El Calafate  to Puerto Natales, Chile

This morning, I caught an eight am. bus from El Calafate, Argentina to Puerto Natales Chile. It’s a five hour bus ride through rolling pampas (grasslands).

A ticket on a comfortable regular bus costs 25,000 pesos. There are a couple of bus companies that offer rides to this destination several times a day, so double-check you’re on the correct bus before you load up.

A digital declaration form for Chile is filled out on your phone before you reach the border. A qr code with a link is on each check-in counter and on the bus I traveled on.

Each passenger also received a snack bag with water and a few treats for the long ride. This was a very good thing since the bus didn’t stop anywhere where passengers could purchase anything and we were later than anticipated.

Snacks included

Along the way, birds, rheas, wild Guanacos, and even a rabbit could be seen in the estancia fields along with sheep and cattle.
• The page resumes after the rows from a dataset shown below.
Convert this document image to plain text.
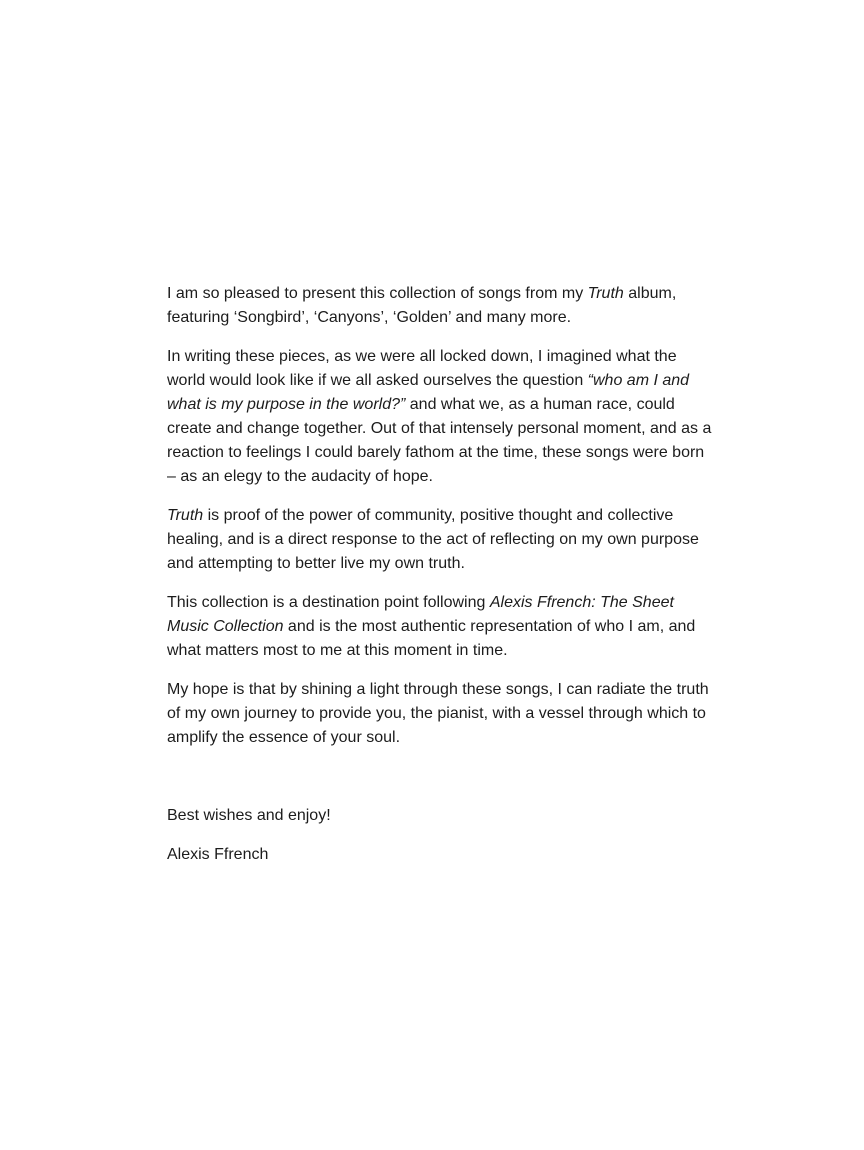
I am so pleased to present this collection of songs from my Truth album, featuring ‘Songbird’, ‘Canyons’, ‘Golden’ and many more.

In writing these pieces, as we were all locked down, I imagined what the world would look like if we all asked ourselves the question “who am I and what is my purpose in the world?” and what we, as a human race, could create and change together. Out of that intensely personal moment, and as a reaction to feelings I could barely fathom at the time, these songs were born – as an elegy to the audacity of hope.

Truth is proof of the power of community, positive thought and collective healing, and is a direct response to the act of reflecting on my own purpose and attempting to better live my own truth.

This collection is a destination point following Alexis Ffrench: The Sheet Music Collection and is the most authentic representation of who I am, and what matters most to me at this moment in time.

My hope is that by shining a light through these songs, I can radiate the truth of my own journey to provide you, the pianist, with a vessel through which to amplify the essence of your soul.

Best wishes and enjoy!

Alexis Ffrench
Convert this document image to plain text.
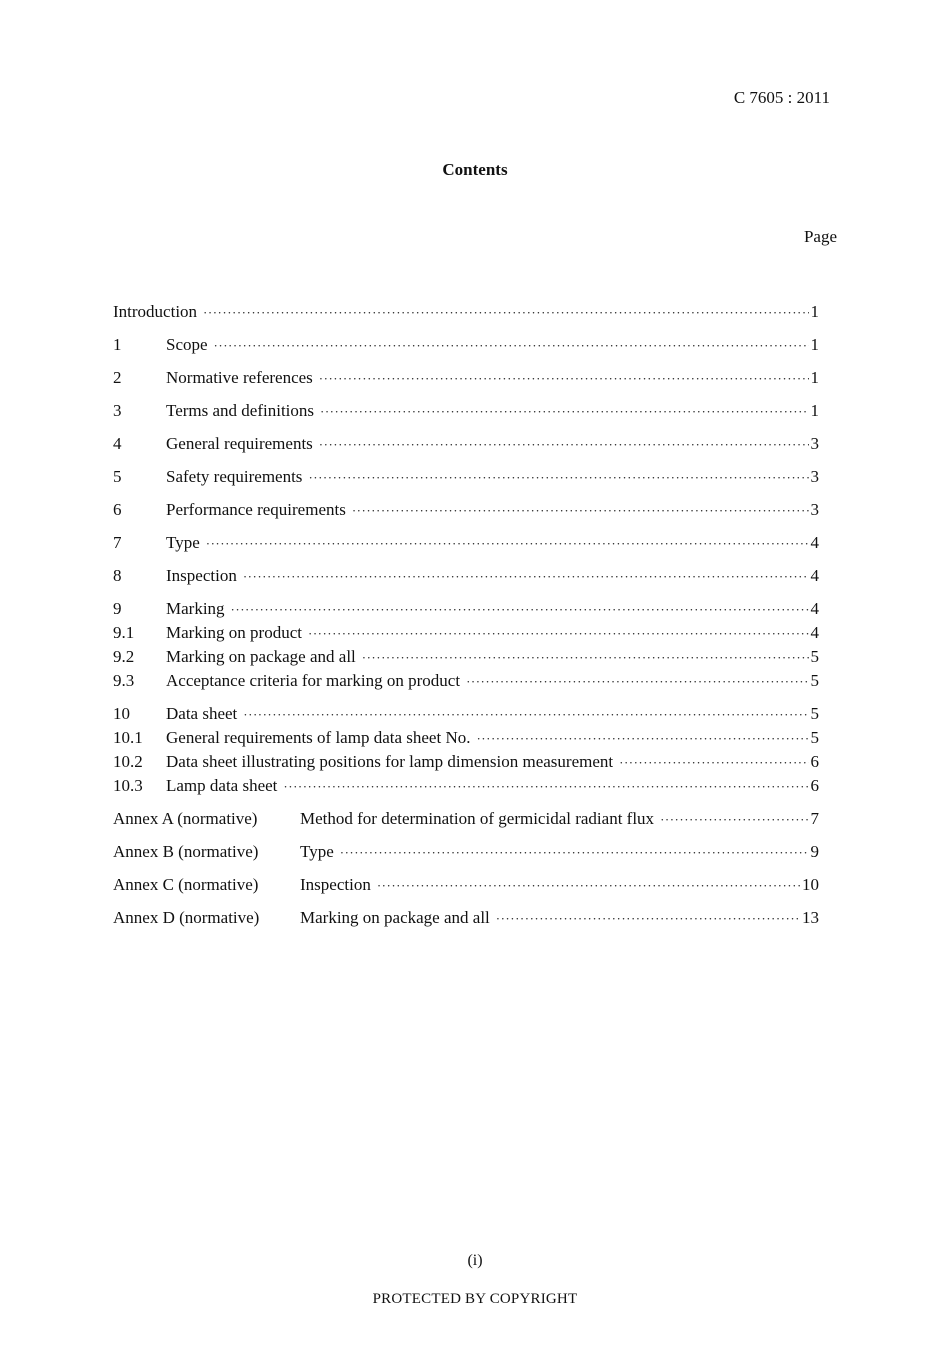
C 7605 : 2011
Contents
Page
Introduction ·····	1
1	Scope ·····	1
2	Normative references ·····	1
3	Terms and definitions ·····	1
4	General requirements ·····	3
5	Safety requirements ·····	3
6	Performance requirements ·····	3
7	Type ·····	4
8	Inspection ·····	4
9	Marking ·····	4
9.1	Marking on product ·····	4
9.2	Marking on package and all ·····	5
9.3	Acceptance criteria for marking on product ·····	5
10	Data sheet ·····	5
10.1	General requirements of lamp data sheet No. ·····	5
10.2	Data sheet illustrating positions for lamp dimension measurement ·····	6
10.3	Lamp data sheet ·····	6
Annex A (normative)	Method for determination of germicidal radiant flux ·····	7
Annex B (normative)	Type ·····	9
Annex C (normative)	Inspection ·····	10
Annex D (normative)	Marking on package and all ·····	13
(i)
PROTECTED BY COPYRIGHT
Rhea pictures are hard to get. 

While I realize busses don’t always take the most direct route in order to provide more service to the wider community,  I do wonder at our convoluted path.  Some even on gravel roads and stops in the middle of nowhere.  Nobody else ever got on.

The gravel road led to the border crossing, Rio Don Guillermo. The bus pulled  up shortly before noon, and we made it through the other side of Argentina at 1:07. Our bus seemed to take a lot longer than others, but I’m not sure why.

Argentinian migration

Sadly, the washrooms at the crossing were closed, so I had to use the toliet on the bus. The outside handle came off in my hand, the waste basket was coming out of the wall, and the entire area was less than clean. The toliet had a sign that it was exclusive for urine. Thank goodness that is all I needed.

Chilean Immigration

As soon as you enter Chile, the road is again paved. It is an 8 minute drive to get to Chilean immigration and customs from the Argentinian station – and everyone needed to drag their luggage off the bus and through the customs house x-ray. At 2 p.m., we finally were back on the road. I think the 5 hour mark was optimistic. The bus man says we’ll be there at 3 pm. 7 hours after we were supposed to start rather than 5.

Puerto Natales is a small tourist town, and when we arrived on a Sunday afternoon, not many things were open. I checked into my hotel, the Veat hotel, and went for a late lunch at a beer and sandwich shop, Fuente los Primos Sandwiches. The meat sandwich was huge and delicious.

My room with a view

It’s only 5:30 and I’m already looking forward to bedtime. Lol 😆, tomorrow is a full day touring the near by Torres del Paine.